The enteric nervous system (ENS) regulates essential functions of the gastrointestinal tract, including motility, nutrient absorption, and removal of waste from the body. The loss or absence of ENS nerve cells has been linked to a host of problems that make it difficult to empty one’s stomach or have a bowel movement.
Hirschsprung disease is a congenital disorder that occurs in approximately 1 in 5,000 babies. Caused by a lack of ENS neurons in the muscles of the colon, Hirschsprung disease disrupts gut motility, resulting in bowel obstruction, and if it is not treated promptly, it can lead to bowel rupture or lethal enterocolitis (inflammation of the intestinal wall).
Currently the only treatment for Hirschsprung disease is surgery to remove the diseased portion of the colon. Because of frequent postoperative complications, including constipation and incontinence in children, researchers have developed — in animal models — methods of transplanting ENS stem cells into the gut to replace the missing neurons.
During development, transcription factors in the transient neural crest direct the differentiation of ENS progenitor or stem cells into different subtypes of nerve cells that, in balance, “orchestrate” GI function. Before stem cell transplants can be tested clinically, researchers must learn more about these transcription factors and normal ENS development.
This is where Michelle Southard-Smith, PhD, and her trainees and colleagues at Vanderbilt University Medical Center have made substantial contributions. Their latest paper, which was published online in Cellular and Molecular Gastroenterology and Hepatology, a journal of the American Gastroenterological Association, brings nonsurgical treatment for Hirschsprung disease a step closer.
The paper focuses on Sox10, a transcription factor that Southard-Smith has been studying since she was a fellow at the National Human Genome Research Institute, part of the National Institutes of Health. At the NIH she identified a mutation in theSox10 gene as the underlying cause of neural crest disorders, including Hirschsprung disease, in mice.
In the current study, the researchers used a technique called single-cell RNA sequencing to detect changes in the expression of transcription factors, not only in progenitor cells but — surprisingly — in developing enteric neurons as well.
“The presence of mutant forms of Sox10 in early forming enteric neurons leads to very early shifts in ‘neuronal trajectories,’” said Southard-Smith, professor of Medicine in the Divisions of Genetic Medicine and Clinical Pharmacology. “It appears that this early shift is what leads to later imbalance in neuron types.”
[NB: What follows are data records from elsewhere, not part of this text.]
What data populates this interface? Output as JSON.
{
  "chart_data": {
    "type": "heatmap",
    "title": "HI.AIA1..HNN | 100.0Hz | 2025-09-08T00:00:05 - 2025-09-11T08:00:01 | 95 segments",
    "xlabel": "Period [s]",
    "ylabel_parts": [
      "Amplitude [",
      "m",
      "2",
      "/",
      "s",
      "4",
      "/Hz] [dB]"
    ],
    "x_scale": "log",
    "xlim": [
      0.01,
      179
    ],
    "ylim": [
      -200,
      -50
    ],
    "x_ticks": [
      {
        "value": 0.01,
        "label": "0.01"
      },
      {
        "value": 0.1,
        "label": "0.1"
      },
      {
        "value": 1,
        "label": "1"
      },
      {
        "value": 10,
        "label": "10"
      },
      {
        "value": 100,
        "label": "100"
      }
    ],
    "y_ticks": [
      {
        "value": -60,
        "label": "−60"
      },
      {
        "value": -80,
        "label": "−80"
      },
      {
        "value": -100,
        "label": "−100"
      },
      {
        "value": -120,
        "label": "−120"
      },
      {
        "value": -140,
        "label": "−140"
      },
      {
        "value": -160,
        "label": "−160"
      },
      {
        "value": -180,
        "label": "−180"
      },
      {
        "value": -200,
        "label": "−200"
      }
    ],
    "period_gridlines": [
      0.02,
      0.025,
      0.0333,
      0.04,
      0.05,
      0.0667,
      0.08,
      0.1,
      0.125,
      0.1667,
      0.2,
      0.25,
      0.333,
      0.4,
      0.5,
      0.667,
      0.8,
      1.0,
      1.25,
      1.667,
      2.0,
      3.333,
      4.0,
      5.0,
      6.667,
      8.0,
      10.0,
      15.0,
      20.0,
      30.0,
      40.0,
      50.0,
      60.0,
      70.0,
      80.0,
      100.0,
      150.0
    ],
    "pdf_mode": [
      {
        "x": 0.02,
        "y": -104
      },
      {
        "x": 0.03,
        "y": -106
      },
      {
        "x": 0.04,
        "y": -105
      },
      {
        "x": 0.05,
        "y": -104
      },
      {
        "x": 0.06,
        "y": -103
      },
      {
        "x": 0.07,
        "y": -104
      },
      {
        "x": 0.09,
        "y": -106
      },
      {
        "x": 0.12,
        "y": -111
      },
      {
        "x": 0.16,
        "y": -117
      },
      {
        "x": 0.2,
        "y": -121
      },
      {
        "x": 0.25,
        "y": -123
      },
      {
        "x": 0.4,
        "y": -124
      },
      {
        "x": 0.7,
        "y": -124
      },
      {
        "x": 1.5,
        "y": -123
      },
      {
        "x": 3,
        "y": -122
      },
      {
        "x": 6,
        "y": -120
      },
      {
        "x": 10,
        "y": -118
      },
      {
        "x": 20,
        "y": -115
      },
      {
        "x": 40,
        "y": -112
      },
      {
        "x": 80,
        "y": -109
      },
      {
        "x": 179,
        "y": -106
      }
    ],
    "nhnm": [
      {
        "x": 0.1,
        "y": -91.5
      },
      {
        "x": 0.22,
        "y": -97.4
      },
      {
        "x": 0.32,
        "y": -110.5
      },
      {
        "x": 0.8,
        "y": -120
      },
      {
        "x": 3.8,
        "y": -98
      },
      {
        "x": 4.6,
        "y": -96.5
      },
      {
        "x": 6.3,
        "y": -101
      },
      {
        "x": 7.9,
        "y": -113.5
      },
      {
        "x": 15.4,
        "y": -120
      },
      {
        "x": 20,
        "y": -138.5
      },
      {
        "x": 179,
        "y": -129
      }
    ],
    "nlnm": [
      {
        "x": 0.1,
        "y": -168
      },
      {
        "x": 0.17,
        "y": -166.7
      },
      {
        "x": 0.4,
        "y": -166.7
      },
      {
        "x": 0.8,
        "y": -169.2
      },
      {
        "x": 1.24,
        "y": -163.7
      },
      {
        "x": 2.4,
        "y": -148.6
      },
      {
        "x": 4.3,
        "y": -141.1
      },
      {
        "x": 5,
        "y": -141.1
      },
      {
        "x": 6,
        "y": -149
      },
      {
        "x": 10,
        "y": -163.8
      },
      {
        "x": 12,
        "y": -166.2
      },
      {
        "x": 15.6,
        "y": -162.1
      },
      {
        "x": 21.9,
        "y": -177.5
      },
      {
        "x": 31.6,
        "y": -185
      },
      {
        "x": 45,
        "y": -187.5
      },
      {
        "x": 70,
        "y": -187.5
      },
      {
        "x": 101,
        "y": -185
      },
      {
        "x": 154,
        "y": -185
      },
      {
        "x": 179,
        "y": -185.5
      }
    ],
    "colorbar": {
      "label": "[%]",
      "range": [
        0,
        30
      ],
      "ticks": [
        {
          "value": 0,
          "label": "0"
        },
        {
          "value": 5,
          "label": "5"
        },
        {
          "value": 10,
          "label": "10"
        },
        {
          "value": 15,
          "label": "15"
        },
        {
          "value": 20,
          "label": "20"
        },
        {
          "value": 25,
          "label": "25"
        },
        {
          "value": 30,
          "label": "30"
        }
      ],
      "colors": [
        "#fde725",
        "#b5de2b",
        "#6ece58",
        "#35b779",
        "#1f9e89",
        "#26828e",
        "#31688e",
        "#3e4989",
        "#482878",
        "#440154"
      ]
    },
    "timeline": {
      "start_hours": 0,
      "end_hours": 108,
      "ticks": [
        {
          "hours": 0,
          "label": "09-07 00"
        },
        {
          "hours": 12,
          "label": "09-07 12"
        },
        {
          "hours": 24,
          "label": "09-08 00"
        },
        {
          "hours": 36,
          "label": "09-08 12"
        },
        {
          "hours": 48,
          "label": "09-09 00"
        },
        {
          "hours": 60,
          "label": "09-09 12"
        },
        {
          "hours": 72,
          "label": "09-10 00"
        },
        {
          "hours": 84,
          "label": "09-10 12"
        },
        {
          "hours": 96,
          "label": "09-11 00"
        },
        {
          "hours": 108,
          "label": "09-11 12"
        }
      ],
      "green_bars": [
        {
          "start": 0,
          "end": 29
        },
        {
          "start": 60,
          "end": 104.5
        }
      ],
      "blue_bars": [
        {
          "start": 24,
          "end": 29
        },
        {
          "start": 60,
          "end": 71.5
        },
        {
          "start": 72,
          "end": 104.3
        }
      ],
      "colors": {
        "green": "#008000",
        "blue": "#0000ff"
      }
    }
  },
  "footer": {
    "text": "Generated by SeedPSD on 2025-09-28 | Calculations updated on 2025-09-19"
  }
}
In addition, the early developing enteric neurons expressed Hox genes, including Hoxa6, which had not been detected before in the ENS. The shift in neuronal trajectories observed in cells expressing Sox10 mutants was accompanied in these cells by reduced Hoxa6 expression.
Hox transcription factors play roles in cell growth, differentiation and motility.
“We expect that the genes we’ve uncovered through these deep sequencing studies of early neuronal progenitors will be key factors that must be switched on to form specific types of neurons for transplantation into the GI tracts of patients with Hirschsprung disease or other motility disorders,” Southard-Smith said.
The paper’s co-first authors are Justin Avila, PhD, now at the Stowers Institute for Medical Research in Kansas City, Missouri, and Joseph Benthal, a graduate student in the Southard-Smith lab who plans to defend his doctoral dissertation in August.
Other co-authors are Jenny Schafer, PhD, research associate professor of Cell and Developmental Biology, and David Flaherty, managing director of the VUMC Flow Cytometry Shared Resource.
The research was supported in part by NIH grants R01DK127178, P30DK058404, T32HD007502 and F31DK137637, and by a Howard Hughes Medical Institute Gilliam Fellowship.